What about Benji? He is an English Cocker Spaniel.
YOUR PICTURE IS OF A:
- cocker_spaniel: 0.48787274956703186
- curly-coated_retriever: 0.2491113841533661
- bluetick: 0.048936877399683
- standard_poodle: 0.045590486377477646
- Irish_water_spaniel: 0.026697995141148567
- Labrador_retriever: 0.022910259664058685
- Chesapeake_Bay_retriever: 0.012821889482438564
- Bouvier_des_Flandres: 0.012804904952645302
- Great_Dane: 0.009580017998814583
- American_Staffordshire_terrier: 0.006594178732484579
Perfect first result!
Conclusion
It still needs some human interpretation. The cat and dog pictures could definitely use the cat and dog keywords ;)
But still, impressive!
The results highly depend on how well trained it is on sample images. You need thousands and thousands of images to properly train it.
If it has enough of the exact category you are looking for, you should get pretty accurate results, but you need a lot of samples that are not the category as well or it will think everything is the category you are looking for.
You are using a pre-built model. But if you want to look for things they don't cover you can make your own model with your own sample images.
Even then though, a lot of the times you start with their trained data and retrain it for more specific cases you will be looking for and this is where you save a ton of time and get really good results.
For example, the data set you are using has a lot of cats, dogs, animals, vehicles and some things in the real world. Let's say you want to change it to detect GPUs based on pictures. You can take the existing trained model and remove the last few layers that branch out to the categories and do additional
transfer learningfrom there, this will allow you to make new categories and add to what it knows already.Would be a good learning experience to train that model to look for categories, not in the original data set. For example, detecting the difference between FedEX and UPS trucks. The model is already trained well in detecting trucks. So it would be fairly easy to get it to detect specific company trucks.

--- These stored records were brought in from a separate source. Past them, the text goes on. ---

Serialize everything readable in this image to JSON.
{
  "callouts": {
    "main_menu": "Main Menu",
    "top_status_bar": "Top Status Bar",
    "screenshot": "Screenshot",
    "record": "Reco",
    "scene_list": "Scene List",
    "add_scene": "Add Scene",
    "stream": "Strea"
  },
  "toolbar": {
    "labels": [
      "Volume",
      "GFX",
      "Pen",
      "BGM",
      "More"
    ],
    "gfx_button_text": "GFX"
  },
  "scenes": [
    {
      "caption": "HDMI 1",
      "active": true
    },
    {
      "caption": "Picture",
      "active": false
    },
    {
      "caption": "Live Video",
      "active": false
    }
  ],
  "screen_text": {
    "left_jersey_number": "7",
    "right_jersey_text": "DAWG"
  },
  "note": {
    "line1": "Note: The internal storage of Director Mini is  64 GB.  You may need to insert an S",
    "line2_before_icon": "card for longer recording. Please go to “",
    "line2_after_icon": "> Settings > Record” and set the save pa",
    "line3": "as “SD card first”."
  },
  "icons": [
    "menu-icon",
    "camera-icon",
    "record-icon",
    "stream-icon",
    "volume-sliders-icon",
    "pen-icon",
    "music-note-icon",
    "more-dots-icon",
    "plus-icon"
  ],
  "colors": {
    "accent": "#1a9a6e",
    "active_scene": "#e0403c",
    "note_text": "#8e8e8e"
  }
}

But whatever you do, make sure you use notebooks, it will make your life sooo much easier
I'm thinking of building a a trained model to classify and tag images from construction projects that I'm involved in. Would save me hours and hours and hours of time in writing photo descriptions, as well as trying to find images later on to remember what happened when.